Le gouvernement prêche la prévention, mais les hôpitaux s’effondrent
Alors que l’ouragan Melissa frappait violemment plusieurs départements du pays, le ministre de la Santé publique et de la Population, Dr Bertrand Sinal, a effectué, le mercredi 29 octobre, une tournée d’évaluation dans plusieurs hôpitaux de la capitale, dont La Paix et Eliazar Germain.

Port-au-Prince, 30 octobre 2025 —Cette visite, réalisée au cœur même de la tempête, visait à évaluer le niveau de préparation des structures sanitaires et à encourager le personnel médical mobilisé pour faire face aux urgences. Le ministre a salué la détermination des équipes soignantes, qui restent en première ligne malgré des conditions météorologiques extrêmes.

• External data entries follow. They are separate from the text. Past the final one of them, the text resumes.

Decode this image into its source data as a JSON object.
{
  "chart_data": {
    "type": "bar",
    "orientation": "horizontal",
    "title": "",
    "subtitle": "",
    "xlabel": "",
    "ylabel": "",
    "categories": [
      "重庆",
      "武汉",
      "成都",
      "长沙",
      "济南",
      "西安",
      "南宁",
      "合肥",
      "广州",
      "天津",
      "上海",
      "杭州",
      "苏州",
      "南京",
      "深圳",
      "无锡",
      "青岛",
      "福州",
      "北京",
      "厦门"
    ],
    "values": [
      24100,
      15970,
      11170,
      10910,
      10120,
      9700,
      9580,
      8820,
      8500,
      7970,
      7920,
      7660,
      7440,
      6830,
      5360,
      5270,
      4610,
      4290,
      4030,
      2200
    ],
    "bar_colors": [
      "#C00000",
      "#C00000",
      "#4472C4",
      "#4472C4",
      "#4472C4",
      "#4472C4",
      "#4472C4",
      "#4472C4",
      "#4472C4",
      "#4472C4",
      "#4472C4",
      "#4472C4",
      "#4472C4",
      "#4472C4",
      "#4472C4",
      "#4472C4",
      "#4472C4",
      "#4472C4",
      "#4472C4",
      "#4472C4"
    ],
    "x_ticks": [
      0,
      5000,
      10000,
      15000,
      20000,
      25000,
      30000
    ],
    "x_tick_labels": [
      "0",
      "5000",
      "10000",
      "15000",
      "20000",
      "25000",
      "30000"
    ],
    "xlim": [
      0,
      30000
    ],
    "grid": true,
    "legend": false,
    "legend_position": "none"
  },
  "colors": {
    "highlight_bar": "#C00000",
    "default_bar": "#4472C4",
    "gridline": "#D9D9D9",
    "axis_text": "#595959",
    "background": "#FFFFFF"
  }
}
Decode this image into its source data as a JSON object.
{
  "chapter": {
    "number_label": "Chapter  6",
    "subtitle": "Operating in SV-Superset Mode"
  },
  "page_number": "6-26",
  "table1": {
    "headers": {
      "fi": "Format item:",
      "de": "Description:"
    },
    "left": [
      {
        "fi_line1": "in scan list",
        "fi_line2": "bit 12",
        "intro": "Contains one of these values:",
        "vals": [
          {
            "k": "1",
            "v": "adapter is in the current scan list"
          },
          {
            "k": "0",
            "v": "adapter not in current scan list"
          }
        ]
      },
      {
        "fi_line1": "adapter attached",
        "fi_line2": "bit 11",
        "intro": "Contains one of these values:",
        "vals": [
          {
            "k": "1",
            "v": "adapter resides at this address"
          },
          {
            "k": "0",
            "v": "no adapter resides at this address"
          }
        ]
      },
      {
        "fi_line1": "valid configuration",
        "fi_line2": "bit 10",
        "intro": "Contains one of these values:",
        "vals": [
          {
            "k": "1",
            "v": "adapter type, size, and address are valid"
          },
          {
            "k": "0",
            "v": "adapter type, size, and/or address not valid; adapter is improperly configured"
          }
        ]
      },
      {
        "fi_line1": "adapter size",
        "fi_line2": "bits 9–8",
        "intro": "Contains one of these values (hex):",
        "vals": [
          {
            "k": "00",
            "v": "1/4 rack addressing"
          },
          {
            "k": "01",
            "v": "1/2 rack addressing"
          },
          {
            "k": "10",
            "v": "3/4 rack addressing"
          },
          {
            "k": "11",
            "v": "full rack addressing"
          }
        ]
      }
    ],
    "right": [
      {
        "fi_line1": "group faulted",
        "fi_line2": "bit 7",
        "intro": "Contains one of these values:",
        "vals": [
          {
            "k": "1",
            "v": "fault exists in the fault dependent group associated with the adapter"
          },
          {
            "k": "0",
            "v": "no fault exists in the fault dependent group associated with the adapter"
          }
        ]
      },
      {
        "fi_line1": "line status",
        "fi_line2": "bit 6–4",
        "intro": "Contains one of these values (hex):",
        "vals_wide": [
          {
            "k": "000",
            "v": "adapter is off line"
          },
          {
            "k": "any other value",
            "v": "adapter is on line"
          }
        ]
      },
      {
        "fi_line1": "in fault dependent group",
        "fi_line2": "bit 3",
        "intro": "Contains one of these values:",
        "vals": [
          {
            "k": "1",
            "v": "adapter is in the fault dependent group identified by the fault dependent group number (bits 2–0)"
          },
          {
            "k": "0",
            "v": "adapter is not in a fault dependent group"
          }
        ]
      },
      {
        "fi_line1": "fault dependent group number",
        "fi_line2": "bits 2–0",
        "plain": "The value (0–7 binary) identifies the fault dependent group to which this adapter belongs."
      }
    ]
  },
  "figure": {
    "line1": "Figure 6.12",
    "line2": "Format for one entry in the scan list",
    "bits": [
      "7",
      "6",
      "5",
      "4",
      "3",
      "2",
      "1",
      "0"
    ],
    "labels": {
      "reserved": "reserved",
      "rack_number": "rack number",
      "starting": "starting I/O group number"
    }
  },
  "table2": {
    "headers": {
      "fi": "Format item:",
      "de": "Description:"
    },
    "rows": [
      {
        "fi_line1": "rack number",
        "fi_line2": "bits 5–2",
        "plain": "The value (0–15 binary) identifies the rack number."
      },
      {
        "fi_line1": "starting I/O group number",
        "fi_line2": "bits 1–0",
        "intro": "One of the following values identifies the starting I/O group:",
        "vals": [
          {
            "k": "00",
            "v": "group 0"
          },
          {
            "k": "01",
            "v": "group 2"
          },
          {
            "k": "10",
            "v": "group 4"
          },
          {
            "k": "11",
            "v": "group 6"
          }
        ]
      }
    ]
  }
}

Dans un message publié sur le compte X officiel du MSPP, le Dr Sinal a rappelé l’importance de la vigilance sanitaire, notamment face aux risques de résurgence du choléra, souvent accrus après de fortes pluies et des inondations.
« Nou pa fè pòs dezas, men se predezas nou fè », a-t-il déclaré, soulignant la volonté du ministère d’agir en amont des catastrophes pour réduire les risques sanitaires.
Cependant, la réalité du système de santé haïtien contraste durement avec les appels à la prévention. Dans plusieurs quartiers de Pétion-Ville, notamment à Pélerin et Diègue, des cas de choléra étaient déjà recensés avant même le passage de Melissa.
Un système sanitaire au bord de la rupture
Les tournées ministérielles ne suffisent pas à masquer l’effondrement d’un système de santé exsangue. Selon plusieurs rapports humanitaires, six hôpitaux sur dix sont aujourd’hui presque inopérationnels, victimes du manque de financement, du pillage et de la violence qui gangrène le pays.
Les blocus des ports et aéroports ralentissent l’arrivée de médicaments, de carburant et de matériel médical, tandis que des entrepôts pharmaceutiques et cliniques privées ont été vandalisés. Dans la région métropolitaine, un seul grand hôpital fonctionne encore, partiellement, sous la menace constante des gangs.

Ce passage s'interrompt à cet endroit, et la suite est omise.